Sin embargo, no pudieron comer nada, ni dormir, y tardaron mucho en acostarse.

—Lo he convencido para que le administren mañana los santos sacramentos —decía Kiti, mientras, sentada ante un pequeño espejo, peinaba sus suaves y perfumados cabellos—. Nunca he visto hacerlo, pero he oído decir que existen oraciones de curación.

—¿Crees que puede curarse? —dijo Lievin, mientras seguía los movimientos de Kiti.

—Se lo he preguntado al doctor. Dice que no vivirá más de tres días. Pero ¿cómo pueden saberlo? No obstante, me alegro de haberlo convencido. Todo puede ocurrir —agregó, con una expresión peculiar de astucia, que siempre adquiría su rostro cuando hablaba de religión.

Después de su conversación sobre la religión durante su noviazgo, nunca habían vuelto a hablar sobre aquel tema. Pero Kiti seguía yendo a misa y rezando con el mismo sereno convencimiento de cumplir un deber. A pesar de que Lievin afirmaba lo contrario, Kiti estaba firmemente persuadida de que su marido era tan bueno o mejor cristiano que ella, y que su actitud religiosa no era más que una de esas curiosas manías de los hombres; algo así como sus afirmaciones acerca de la broderie anglaise: todo el mundo zurce los agujeros mientras que ella los recorta intencionadamente, etc.
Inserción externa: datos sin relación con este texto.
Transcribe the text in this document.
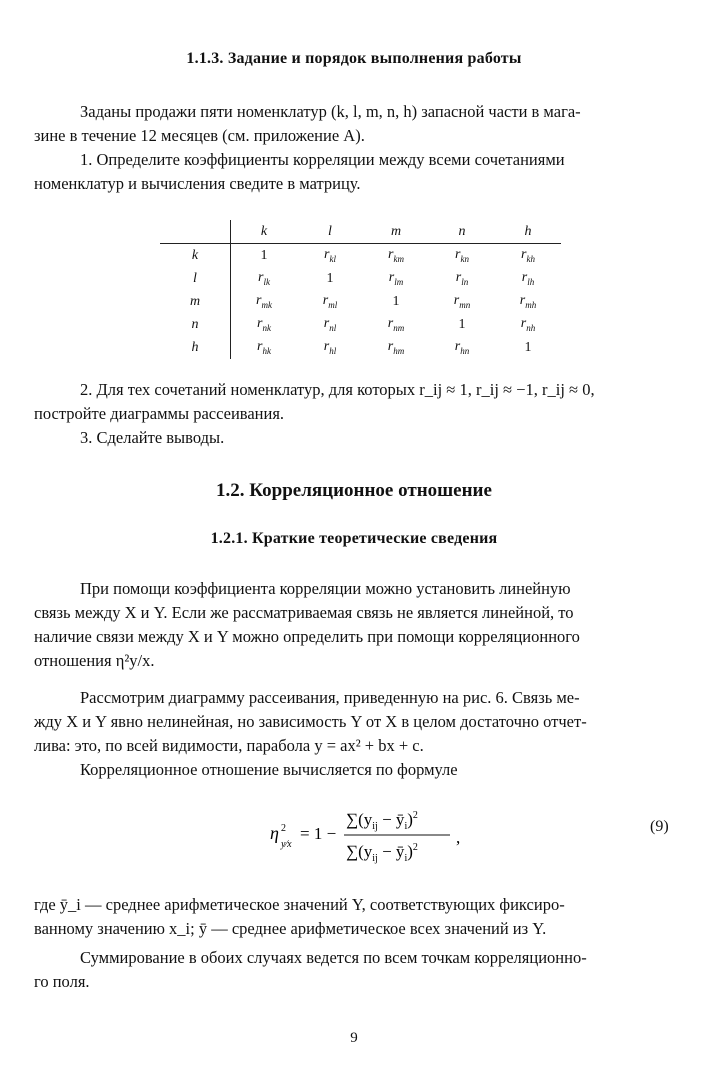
1.1.3. Задание и порядок выполнения работы
Заданы продажи пяти номенклатур (k, l, m, n, h) запасной части в мага-
зине в течение 12 месяцев (см. приложение А).
1. Определите коэффициенты корреляции между всеми сочетаниями
номенклатур и вычисления сведите в матрицу.
	k	l	m	n	h
k	1	$r_{kl}$	$r_{km}$	$r_{kn}$	$r_{kh}$
l	$r_{lk}$	1	$r_{lm}$	$r_{ln}$	$r_{lh}$
m	$r_{mk}$	$r_{ml}$	1	$r_{mn}$	$r_{mh}$
n	$r_{nk}$	$r_{nl}$	$r_{nm}$	1	$r_{nh}$
h	$r_{hk}$	$r_{hl}$	$r_{hm}$	$r_{hn}$	1
2. Для тех сочетаний номенклатур, для которых r_ij ≈ 1, r_ij ≈ −1, r_ij ≈ 0,
постройте диаграммы рассеивания.
3. Сделайте выводы.
1.2. Корреляционное отношение
1.2.1. Краткие теоретические сведения
При помощи коэффициента корреляции можно установить линейную
связь между X и Y. Если же рассматриваемая связь не является линейной, то
наличие связи между X и Y можно определить при помощи корреляционного
отношения η²y/x.
Рассмотрим диаграмму рассеивания, приведенную на рис. 6. Связь ме-
жду X и Y явно нелинейная, но зависимость Y от X в целом достаточно отчет-
лива: это, по всей видимости, парабола y = ax² + bx + c.
Корреляционное отношение вычисляется по формуле
η 2
y⁄x
= 1 −
$\sum(y_{ij}$ − $ȳ_i)^2$
$\sum(y_{ij}$ − $ȳ_i)^2$
,
(9)
где ȳ_i — среднее арифметическое значений Y, соответствующих фиксиро-
ванному значению x_i; ȳ — среднее арифметическое всех значений из Y.
Суммирование в обоих случаях ведется по всем точкам корреляционно-
го поля.
9
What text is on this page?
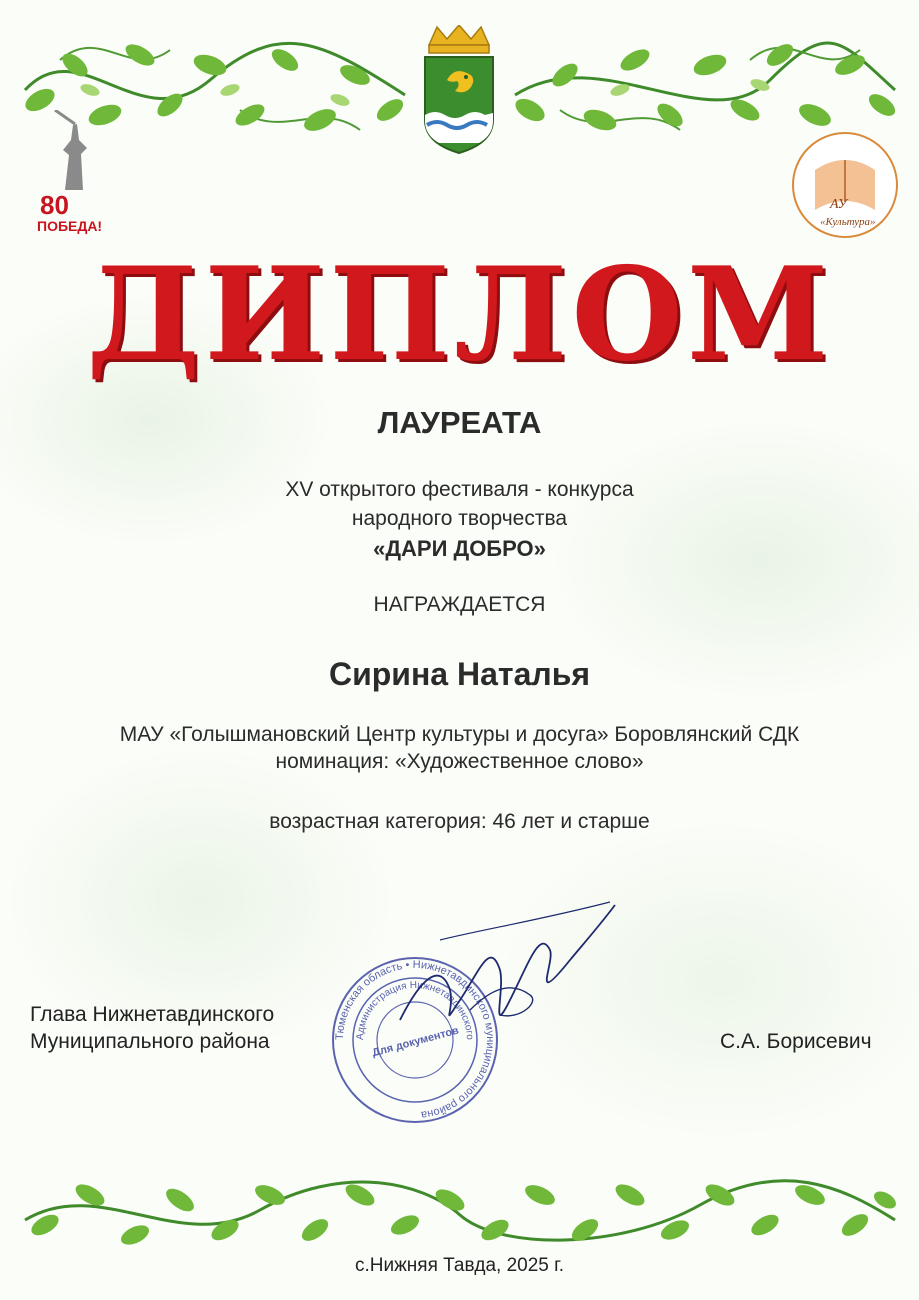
80
ПОБЕДА!
АУ
«Культура»
ДИПЛОМ
ЛАУРЕАТА
XV открытого фестиваля - конкурса
народного творчества
«ДАРИ ДОБРО»
НАГРАЖДАЕТСЯ
Сирина Наталья
МАУ «Голышмановский Центр культуры и досуга» Боровлянский СДК
номинация: «Художественное слово»
возрастная категория: 46 лет и старше
Глава Нижнетавдинского
Муниципального района	С.А. Борисевич
Тюменская область • Нижнетавдинского муниципального района
Администрация Нижнетавдинского
Для документов
с.Нижняя Тавда, 2025 г.
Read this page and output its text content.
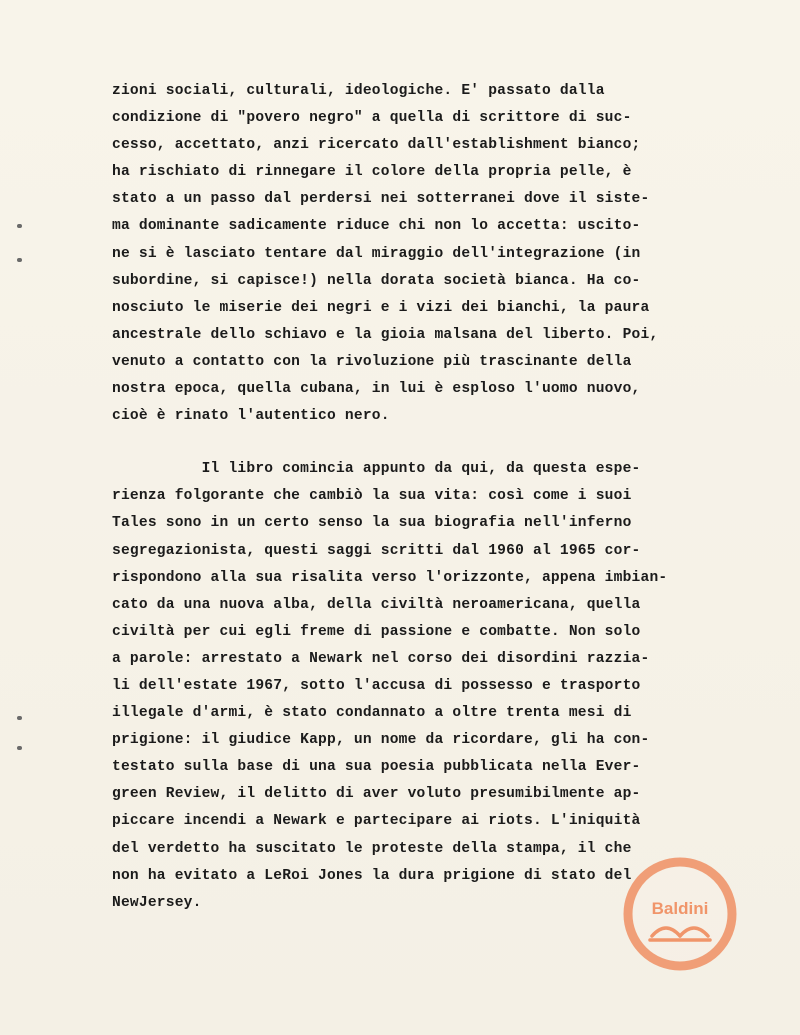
zioni sociali, culturali, ideologiche. E' passato dalla
condizione di "povero negro" a quella di scrittore di suc-
cesso, accettato, anzi ricercato dall'establishment bianco;
ha rischiato di rinnegare il colore della propria pelle, è
stato a un passo dal perdersi nei sotterranei dove il siste-
ma dominante sadicamente riduce chi non lo accetta: uscito-
ne si è lasciato tentare dal miraggio dell'integrazione (in
subordine, si capisce!) nella dorata società bianca. Ha co-
nosciuto le miserie dei negri e i vizi dei bianchi, la paura
ancestrale dello schiavo e la gioia malsana del liberto. Poi,
venuto a contatto con la rivoluzione più trascinante della
nostra epoca, quella cubana, in lui è esploso l'uomo nuovo,
cioè è rinato l'autentico nero.
Il libro comincia appunto da qui, da questa espe-
rienza folgorante che cambiò la sua vita: così come i suoi
Tales sono in un certo senso la sua biografia nell'inferno
segregazionista, questi saggi scritti dal 1960 al 1965 cor-
rispondono alla sua risalita verso l'orizzonte, appena imbian-
cato da una nuova alba, della civiltà neroamericana, quella
civiltà per cui egli freme di passione e combatte. Non solo
a parole: arrestato a Newark nel corso dei disordini razzia-
li dell'estate 1967, sotto l'accusa di possesso e trasporto
illegale d'armi, è stato condannato a oltre trenta mesi di
prigione: il giudice Kapp, un nome da ricordare, gli ha con-
testato sulla base di una sua poesia pubblicata nella Ever-
green Review, il delitto di aver voluto presumibilmente ap-
piccare incendi a Newark e partecipare ai riots. L'iniquità
del verdetto ha suscitato le proteste della stampa, il che
non ha evitato a LeRoi Jones la dura prigione di stato del
NewJersey.	Baldini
—Esa mujer, Maria Nikoláievna, no ha sabido arreglar nada —dijo Lievin—. Y… debo reconocer que me alegro, me alegro mucho de que hayas venido. Eres la limpieza misma —y Lievin le tomó su mano y no la besó (besarle la mano cuando la muerte estaba tan cerca le parecía indecoroso), sino la estrechó suavemente, con una expresión de culpabilidad, mientras fijaba su mirada en sus ojos iluminados.

—Tú solo sufrirías más —dijo Kiti, mientras levantaba los brazos, que ocultaban el rubor de satisfacción que cubría sus mejillas, y clavaba con horquillas sus trenzas—. No —prosiguió—, no, esa mujer no hubiera sabido hacerlo… Yo aprendí mucho en Soden.
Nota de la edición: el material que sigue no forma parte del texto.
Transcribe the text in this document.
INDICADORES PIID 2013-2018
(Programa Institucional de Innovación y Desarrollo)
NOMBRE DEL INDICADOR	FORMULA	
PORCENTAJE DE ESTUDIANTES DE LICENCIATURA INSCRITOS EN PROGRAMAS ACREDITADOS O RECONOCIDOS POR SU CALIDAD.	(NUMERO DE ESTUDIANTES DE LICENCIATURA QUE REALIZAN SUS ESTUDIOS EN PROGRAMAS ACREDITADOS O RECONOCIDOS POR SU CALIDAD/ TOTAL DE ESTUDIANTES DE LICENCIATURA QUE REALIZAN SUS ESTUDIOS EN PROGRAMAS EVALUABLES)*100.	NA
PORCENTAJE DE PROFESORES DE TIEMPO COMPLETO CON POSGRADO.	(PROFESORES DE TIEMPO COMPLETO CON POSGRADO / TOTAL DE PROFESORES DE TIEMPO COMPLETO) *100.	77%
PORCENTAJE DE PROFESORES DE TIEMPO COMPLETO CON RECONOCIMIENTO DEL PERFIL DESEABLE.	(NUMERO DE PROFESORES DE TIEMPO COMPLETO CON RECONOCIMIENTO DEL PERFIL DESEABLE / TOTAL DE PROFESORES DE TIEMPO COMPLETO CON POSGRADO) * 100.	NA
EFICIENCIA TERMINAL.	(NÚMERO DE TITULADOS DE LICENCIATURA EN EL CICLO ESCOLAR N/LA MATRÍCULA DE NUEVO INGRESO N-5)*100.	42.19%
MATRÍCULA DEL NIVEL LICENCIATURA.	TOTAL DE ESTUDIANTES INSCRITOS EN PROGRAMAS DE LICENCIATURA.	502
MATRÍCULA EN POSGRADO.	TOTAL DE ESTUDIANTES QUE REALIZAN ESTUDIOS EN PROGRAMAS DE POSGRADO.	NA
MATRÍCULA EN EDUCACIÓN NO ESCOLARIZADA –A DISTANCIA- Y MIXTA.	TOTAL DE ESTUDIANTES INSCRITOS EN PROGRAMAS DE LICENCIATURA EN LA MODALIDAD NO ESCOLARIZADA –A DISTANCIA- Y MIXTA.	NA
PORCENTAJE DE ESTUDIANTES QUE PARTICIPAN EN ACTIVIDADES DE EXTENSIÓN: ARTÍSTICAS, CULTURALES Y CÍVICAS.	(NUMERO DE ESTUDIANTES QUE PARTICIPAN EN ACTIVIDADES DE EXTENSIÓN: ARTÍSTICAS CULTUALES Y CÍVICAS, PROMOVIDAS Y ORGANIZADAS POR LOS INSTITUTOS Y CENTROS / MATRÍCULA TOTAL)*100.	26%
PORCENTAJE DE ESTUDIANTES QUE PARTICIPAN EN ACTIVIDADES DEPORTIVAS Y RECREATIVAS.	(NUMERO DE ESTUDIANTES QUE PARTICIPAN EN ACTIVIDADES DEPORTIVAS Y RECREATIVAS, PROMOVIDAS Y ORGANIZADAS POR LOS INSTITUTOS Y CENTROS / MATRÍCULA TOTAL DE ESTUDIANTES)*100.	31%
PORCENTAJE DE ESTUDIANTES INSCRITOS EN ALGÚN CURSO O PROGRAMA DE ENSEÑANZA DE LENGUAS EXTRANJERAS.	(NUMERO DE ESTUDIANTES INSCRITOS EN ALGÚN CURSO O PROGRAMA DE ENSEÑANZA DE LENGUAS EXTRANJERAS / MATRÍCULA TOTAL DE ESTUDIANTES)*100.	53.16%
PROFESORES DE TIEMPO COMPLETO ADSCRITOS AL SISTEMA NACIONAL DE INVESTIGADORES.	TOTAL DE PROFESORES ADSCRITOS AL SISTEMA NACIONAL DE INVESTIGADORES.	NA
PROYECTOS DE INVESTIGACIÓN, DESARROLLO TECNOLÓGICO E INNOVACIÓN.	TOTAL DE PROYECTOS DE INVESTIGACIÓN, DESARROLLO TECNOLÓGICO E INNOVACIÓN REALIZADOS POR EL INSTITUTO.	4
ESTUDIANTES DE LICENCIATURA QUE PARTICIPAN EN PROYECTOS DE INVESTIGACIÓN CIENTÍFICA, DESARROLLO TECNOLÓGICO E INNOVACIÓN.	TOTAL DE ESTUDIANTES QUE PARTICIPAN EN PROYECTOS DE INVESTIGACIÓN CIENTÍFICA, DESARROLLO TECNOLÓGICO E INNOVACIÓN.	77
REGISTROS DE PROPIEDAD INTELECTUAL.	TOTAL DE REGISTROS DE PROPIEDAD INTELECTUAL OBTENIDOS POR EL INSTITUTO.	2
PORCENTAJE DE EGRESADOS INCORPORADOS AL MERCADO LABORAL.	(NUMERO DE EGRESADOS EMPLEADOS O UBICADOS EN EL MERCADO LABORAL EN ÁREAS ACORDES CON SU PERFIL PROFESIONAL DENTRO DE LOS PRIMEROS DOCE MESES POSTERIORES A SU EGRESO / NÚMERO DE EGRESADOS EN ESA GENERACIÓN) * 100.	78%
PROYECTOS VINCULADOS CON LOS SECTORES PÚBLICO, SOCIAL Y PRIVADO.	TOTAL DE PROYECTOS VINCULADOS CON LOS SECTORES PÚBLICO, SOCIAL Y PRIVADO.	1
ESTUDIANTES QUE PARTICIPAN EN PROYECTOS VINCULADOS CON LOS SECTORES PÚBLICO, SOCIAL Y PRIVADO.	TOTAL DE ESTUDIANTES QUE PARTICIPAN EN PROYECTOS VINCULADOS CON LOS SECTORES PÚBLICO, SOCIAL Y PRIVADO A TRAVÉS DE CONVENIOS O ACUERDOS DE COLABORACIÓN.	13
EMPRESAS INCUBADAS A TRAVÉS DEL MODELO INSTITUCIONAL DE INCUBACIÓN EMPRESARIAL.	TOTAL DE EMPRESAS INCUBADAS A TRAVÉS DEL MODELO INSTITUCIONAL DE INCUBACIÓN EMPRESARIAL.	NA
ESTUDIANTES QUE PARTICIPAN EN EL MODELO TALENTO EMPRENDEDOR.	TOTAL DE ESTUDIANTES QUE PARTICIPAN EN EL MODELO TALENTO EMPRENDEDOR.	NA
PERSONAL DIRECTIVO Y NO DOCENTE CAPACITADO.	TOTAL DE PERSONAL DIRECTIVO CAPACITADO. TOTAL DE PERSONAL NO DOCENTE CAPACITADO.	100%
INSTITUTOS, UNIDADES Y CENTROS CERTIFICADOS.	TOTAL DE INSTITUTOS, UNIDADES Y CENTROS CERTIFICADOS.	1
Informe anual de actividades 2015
—¿Y allí había enfermos así?

—Y peor.

—Lo más terrible para mí es que no puedo dejar de recordar cómo era Nikolái en su juventud. No puedes imaginarte qué muchacho tan extraordinario era, pero yo entonces no lo comprendía.

—Sí, me lo imagino. Siento que nos hubiéramos llevado muy bien los dos —dijo Kiti asustada; miró a su marido y sus ojos se llenaron de lágrimas.

—Sí, hubiérais sido buenos amigos —contestó Lievin tristemente—. Es uno de esos hombres que no han nacido para este mundo.

—Bueno, ya es hora de acostarse, que nos quedan muchos días así por delante —dijo Kiti al mirar su diminuto reloj.